BRASILIA, Brazil — A U.S. spy program is widely targeting data in emails and telephone calls across Latin America, and is focusing on energy issues, not just information related to military, political or terror topics, a Brazilian newspaper reported Tuesday.
The O Globo newspaper said it has access to some of the documents released by National Security Agency leaker Edward Snowden. The American journalist who obtained the classified information from Snowden lives in Brazil and is helping write stories for the daily.
O Globo published what it said are slides that Snowden released indicating the U.S. effort is gathering information on energy in Mexico and oil in Venezuela. There was no information released about what information was obtained, nor any companies that were targeted.

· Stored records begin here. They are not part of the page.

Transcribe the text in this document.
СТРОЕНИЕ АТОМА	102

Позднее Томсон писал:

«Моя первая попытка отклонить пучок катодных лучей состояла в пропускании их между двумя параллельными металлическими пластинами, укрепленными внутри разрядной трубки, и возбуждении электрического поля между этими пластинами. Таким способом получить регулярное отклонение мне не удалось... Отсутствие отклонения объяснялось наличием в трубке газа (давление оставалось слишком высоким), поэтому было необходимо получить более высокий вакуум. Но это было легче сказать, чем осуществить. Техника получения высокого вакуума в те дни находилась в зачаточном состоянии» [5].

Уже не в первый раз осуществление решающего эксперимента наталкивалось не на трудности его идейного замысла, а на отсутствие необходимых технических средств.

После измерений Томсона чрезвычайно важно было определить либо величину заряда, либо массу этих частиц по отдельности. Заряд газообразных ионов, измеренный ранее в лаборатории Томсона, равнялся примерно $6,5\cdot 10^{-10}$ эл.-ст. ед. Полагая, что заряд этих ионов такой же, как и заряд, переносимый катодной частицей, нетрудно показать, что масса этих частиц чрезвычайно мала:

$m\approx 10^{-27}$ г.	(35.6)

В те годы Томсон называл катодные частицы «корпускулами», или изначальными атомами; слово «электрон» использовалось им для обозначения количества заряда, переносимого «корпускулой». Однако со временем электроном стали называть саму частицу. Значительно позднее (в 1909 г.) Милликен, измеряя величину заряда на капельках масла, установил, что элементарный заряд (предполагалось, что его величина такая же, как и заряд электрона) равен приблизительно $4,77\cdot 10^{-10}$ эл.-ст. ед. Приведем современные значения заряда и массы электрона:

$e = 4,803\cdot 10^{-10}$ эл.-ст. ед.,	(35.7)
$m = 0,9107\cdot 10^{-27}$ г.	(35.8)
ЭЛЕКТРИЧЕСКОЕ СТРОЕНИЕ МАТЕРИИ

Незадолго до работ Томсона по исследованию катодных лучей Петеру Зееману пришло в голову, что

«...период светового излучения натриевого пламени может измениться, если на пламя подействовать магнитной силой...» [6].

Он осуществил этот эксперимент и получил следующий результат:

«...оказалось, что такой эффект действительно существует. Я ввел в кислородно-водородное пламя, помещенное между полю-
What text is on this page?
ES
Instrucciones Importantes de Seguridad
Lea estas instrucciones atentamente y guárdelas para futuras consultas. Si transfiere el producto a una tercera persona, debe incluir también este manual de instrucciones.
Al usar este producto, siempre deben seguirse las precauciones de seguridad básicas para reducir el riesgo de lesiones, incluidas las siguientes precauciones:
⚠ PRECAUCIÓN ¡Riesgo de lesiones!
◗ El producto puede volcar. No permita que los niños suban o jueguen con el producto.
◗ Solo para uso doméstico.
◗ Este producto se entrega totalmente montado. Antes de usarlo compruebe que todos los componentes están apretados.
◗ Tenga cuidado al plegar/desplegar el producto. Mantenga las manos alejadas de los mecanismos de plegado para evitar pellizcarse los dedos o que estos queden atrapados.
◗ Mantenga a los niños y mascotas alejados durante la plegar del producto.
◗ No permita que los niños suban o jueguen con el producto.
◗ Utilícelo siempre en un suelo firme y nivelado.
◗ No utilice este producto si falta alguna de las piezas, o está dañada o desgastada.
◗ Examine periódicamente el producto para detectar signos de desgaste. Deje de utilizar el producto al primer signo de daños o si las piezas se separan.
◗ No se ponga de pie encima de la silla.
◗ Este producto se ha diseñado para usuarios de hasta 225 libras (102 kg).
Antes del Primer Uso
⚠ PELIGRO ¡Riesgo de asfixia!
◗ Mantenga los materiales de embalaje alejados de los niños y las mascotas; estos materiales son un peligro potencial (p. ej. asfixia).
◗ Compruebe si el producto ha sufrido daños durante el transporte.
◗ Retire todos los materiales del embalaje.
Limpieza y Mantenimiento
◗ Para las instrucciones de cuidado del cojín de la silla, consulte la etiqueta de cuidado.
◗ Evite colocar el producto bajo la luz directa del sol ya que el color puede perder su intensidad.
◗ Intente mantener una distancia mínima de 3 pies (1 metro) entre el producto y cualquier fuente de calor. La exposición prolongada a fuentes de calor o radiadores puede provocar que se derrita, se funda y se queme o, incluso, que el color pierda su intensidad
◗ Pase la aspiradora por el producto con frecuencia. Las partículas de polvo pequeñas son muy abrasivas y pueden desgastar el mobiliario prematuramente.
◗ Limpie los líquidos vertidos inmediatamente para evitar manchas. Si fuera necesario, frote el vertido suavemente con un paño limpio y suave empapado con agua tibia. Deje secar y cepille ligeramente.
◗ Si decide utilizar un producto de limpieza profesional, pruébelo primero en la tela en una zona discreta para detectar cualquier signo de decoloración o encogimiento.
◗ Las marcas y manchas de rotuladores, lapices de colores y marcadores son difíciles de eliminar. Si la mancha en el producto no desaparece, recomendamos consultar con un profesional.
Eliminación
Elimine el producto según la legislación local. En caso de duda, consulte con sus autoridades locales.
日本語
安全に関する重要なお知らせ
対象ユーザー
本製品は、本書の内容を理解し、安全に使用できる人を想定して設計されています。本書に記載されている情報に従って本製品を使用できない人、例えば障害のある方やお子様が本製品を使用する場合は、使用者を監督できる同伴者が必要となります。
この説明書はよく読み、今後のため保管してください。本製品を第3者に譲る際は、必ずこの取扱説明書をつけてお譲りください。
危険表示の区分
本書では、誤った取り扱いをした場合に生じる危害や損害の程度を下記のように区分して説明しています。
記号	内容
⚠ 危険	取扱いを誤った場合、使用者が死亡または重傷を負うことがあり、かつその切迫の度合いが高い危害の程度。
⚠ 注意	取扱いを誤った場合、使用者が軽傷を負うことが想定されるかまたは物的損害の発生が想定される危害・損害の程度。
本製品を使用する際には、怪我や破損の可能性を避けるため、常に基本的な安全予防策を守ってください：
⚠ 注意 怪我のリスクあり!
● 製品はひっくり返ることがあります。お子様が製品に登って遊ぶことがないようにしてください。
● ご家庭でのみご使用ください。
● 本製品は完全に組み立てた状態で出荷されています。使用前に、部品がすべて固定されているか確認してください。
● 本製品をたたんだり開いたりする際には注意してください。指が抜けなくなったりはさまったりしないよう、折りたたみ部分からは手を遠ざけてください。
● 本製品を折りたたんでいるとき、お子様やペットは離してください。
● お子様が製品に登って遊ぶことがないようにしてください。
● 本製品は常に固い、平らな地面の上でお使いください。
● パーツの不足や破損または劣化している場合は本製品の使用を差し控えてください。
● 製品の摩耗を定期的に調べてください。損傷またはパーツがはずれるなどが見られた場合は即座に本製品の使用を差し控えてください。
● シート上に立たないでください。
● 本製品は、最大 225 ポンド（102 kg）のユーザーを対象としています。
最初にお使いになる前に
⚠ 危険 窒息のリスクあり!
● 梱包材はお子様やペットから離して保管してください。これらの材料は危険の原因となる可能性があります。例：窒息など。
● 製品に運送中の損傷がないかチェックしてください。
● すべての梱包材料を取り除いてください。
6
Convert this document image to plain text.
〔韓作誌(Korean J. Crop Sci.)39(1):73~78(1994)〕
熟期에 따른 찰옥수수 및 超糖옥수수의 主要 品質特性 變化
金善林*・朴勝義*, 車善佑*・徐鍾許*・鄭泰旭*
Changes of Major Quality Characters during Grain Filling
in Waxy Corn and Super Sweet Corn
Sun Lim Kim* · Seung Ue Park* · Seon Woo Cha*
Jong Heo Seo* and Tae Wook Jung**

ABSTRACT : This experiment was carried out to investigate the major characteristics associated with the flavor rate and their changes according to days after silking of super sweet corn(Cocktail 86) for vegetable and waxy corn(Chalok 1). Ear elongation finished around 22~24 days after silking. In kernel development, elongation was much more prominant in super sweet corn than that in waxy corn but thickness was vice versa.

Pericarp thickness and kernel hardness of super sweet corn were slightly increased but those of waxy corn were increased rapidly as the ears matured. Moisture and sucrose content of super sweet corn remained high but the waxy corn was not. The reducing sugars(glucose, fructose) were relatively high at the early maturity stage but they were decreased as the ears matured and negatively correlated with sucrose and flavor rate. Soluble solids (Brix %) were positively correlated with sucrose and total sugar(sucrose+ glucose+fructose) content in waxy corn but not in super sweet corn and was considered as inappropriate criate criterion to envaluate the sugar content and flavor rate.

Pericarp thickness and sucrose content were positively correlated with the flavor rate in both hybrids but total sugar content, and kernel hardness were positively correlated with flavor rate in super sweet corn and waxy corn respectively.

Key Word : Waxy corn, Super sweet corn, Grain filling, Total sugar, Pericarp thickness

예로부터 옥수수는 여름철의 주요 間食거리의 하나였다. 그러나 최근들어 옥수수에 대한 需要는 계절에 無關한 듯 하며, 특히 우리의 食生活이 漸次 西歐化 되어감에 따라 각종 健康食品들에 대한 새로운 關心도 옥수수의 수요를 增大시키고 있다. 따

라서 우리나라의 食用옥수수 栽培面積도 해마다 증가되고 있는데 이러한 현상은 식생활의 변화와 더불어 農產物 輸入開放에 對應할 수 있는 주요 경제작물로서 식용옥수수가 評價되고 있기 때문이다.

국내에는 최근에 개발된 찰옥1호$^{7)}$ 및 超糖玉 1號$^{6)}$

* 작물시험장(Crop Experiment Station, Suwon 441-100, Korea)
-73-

The report also said that Colombia, the strongest U.S. military ally in South America, along with Mexico and Brazil, were the countries where the U.S. program intercepted the biggest chunks of information on emails and telephone calls during the last five years. Similar activities took place in Argentina and Ecuador, among others.
Figures weren't published on how many intercepts occurred.
O Globo also reported that the documents it's seen indicate the U.S. had data collection centers in 2002 for material intercepted from satellites in Bogota, Caracas, Mexico City and Panama City, along with Brasilia. There was no information published about the existence of these centers after 2002.
Snowden's disclosures indicate that the NSA widely collects phone and Internet "metadata" — logs of message times, addresses and other information rather than the content of the messages. The documents have indicated that the NSA has been collecting the phone records of hundreds of millions of U.S. phone customers, and has gathered data on phone and Internet usage outside the U.S., including those people who use any of nine U.S.-based internet providers such as Google.
Earlier, O Globo reported that in Brazil, the NSA collected data through an association between U.S. and Brazilian telecommunications companies. It said it could not verify which Brazilian companies were involved or if they were even aware their links were being used to collect the data.